Haskell is not context free

October 10, 2012 ∞

(Part 2 of a series; see part 1.)

Haskell, like Python, uses indentation to indicate grammatical structure, so we should expect that it requires context-sensitive parsing.

Showing this is a little tricky because it’s not clear exactly what constitutes Haskell syntax. The Haskell 2010 Language Report “specifies” the indentation rules here and here, but it’s well known among Haskell insiders that no one implements the spec. For example, Augustsson said in 2009,

Implementing exactly Haskell’s rule for indentation is incredibly hard. In fact, no known Haskell compiler gets it right.

Think about it: the Haskell community, consisting largely of academic researchers concerned with mathematics, logics, theorem proving, pure functional programming, semantics-preserving compilation, type systems, and so on, is unable to implement their own specification.
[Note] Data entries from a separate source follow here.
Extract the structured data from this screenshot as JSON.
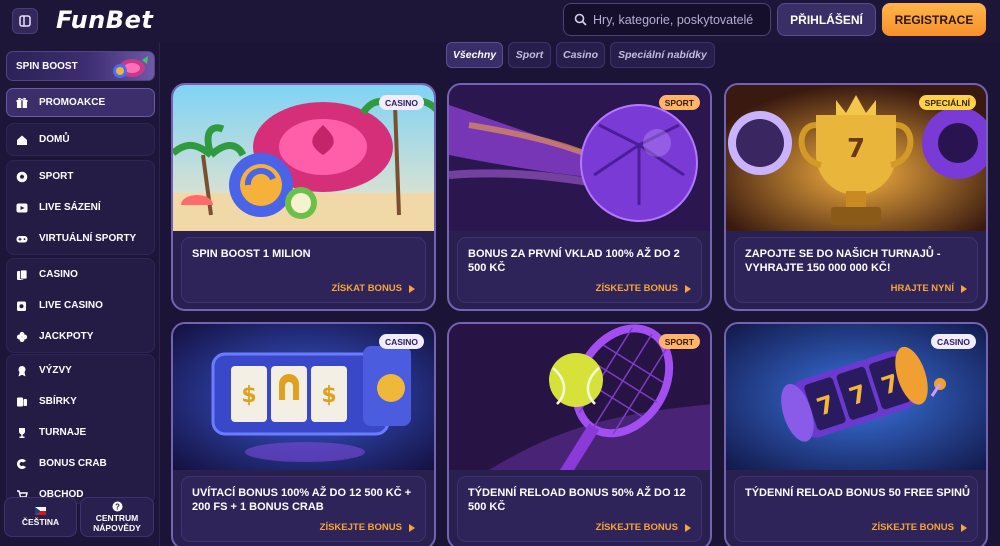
{
  "header": {
    "logo": "FunBet",
    "search_placeholder": "Hry, kategorie, poskytovatelé",
    "login_label": "PŘIHLÁŠENÍ",
    "register_label": "REGISTRACE"
  },
  "sidebar": {
    "spin_boost": "SPIN BOOST",
    "promo": "PROMOAKCE",
    "group1": [
      {
        "label": "DOMŮ",
        "icon": "home-icon"
      }
    ],
    "group2": [
      {
        "label": "SPORT",
        "icon": "soccer-ball-icon"
      },
      {
        "label": "LIVE SÁZENÍ",
        "icon": "live-play-icon"
      },
      {
        "label": "VIRTUÁLNÍ SPORTY",
        "icon": "gamepad-icon"
      }
    ],
    "group3": [
      {
        "label": "CASINO",
        "icon": "casino-cards-icon"
      },
      {
        "label": "LIVE CASINO",
        "icon": "live-casino-icon"
      },
      {
        "label": "JACKPOTY",
        "icon": "clover-icon"
      }
    ],
    "group4": [
      {
        "label": "VÝZVY",
        "icon": "medal-icon"
      },
      {
        "label": "SBÍRKY",
        "icon": "collection-icon"
      },
      {
        "label": "TURNAJE",
        "icon": "trophy-icon"
      },
      {
        "label": "BONUS CRAB",
        "icon": "crab-icon"
      },
      {
        "label": "OBCHOD",
        "icon": "shop-icon"
      }
    ],
    "language": "ČEŠTINA",
    "help_line1": "CENTRUM",
    "help_line2": "NÁPOVĚDY"
  },
  "tabs": [
    "Všechny",
    "Sport",
    "Casino",
    "Speciální nabídky"
  ],
  "cards": [
    {
      "badge": "CASINO",
      "title": "SPIN BOOST 1 MILION",
      "cta": "ZÍSKAT BONUS"
    },
    {
      "badge": "SPORT",
      "title": "BONUS ZA PRVNÍ VKLAD 100% AŽ DO 2 500 KČ",
      "cta": "ZÍSKEJTE BONUS"
    },
    {
      "badge": "SPECIÁLNÍ",
      "title": "ZAPOJTE SE DO NAŠICH TURNAJŮ - VYHRAJTE 150 000 000 KČ!",
      "cta": "HRAJTE NYNÍ"
    },
    {
      "badge": "CASINO",
      "title": "UVÍTACÍ BONUS 100% AŽ DO 12 500 KČ + 200 FS + 1 BONUS CRAB",
      "cta": "ZÍSKEJTE BONUS"
    },
    {
      "badge": "SPORT",
      "title": "TÝDENNÍ RELOAD BONUS 50% AŽ DO 12 500 KČ",
      "cta": "ZÍSKEJTE BONUS"
    },
    {
      "badge": "CASINO",
      "title": "TÝDENNÍ RELOAD BONUS 50 FREE SPINŮ",
      "cta": "ZÍSKEJTE BONUS"
    }
  ],
  "colors": {
    "accent": "#f7a43a",
    "bg": "#1c1436",
    "card_border": "#7462b3"
  }
}
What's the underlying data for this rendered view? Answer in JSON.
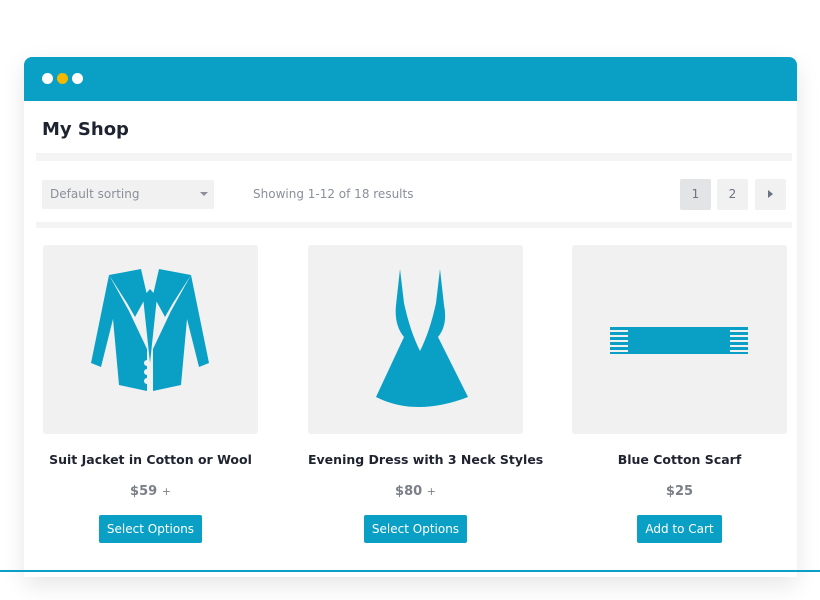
{
  "window": {
    "dots": [
      "white",
      "yellow",
      "white"
    ],
    "accent": "#0aa0c6"
  },
  "shop": {
    "title": "My Shop"
  },
  "toolbar": {
    "sorting": "Default sorting",
    "result_count": "Showing 1-12 of 18 results",
    "pages": [
      "1",
      "2"
    ],
    "current_page": "1"
  },
  "products": [
    {
      "name": "Suit Jacket in Cotton or Wool",
      "price": "$59",
      "price_suffix": "+",
      "button": "Select Options",
      "icon": "jacket-icon"
    },
    {
      "name": "Evening Dress with 3 Neck Styles",
      "price": "$80",
      "price_suffix": "+",
      "button": "Select Options",
      "icon": "dress-icon"
    },
    {
      "name": "Blue Cotton Scarf",
      "price": "$25",
      "price_suffix": "",
      "button": "Add to Cart",
      "icon": "scarf-icon"
    }
  ]
}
This is like a man wearing a tuxedo, walking around with toilet paper stuck to his shoe. For fifteen years! It would be funny if the same people weren’t convinced that monadic parser combinators solve all problems in parsing. As it is, I find it maddening.

Back to the point at hand. Since no one implements the spec, it doesn’t make sense to see whether the spec is context sensitive; that would be like flogging a dead horse, and, moreover, a dead horse that was never actually alive in the first place. However, the specification does provide a useful clue:

The layout rule matches only those open braces that it has inserted; an explicit open brace must be matched by an explicit close brace. Within these explicit open braces, no layout processing is performed for constructs outside the braces, even if a line is indented to the left of an earlier implicit open brace.

(Emphasis mine.)

Here we see that Haskell intends to use rules similar to Python, which ignores indentation within parentheses, brackets and braces. It was exactly this rule that forced parsing to be intertwined with context-sensitive lexing in Python.

Let’s assume for the moment that all Haskell compilers implement the same syntax (which is not the syntax of the Haskell 2010 Language Report), so we can look at a single implementation.

I’ll use GHC as my example. Here is the parser (which of course is not written using monadic parser combinators), and here is the lexer. Look closely at the lexer and you can see that it is maintaining a stack of lexical contexts that get pushed and popped at braces, and which interact with layout handling. In short, it uses the same strategy as Python’s official compiler, and by my previous argument, we can conclude that Haskell is not context free.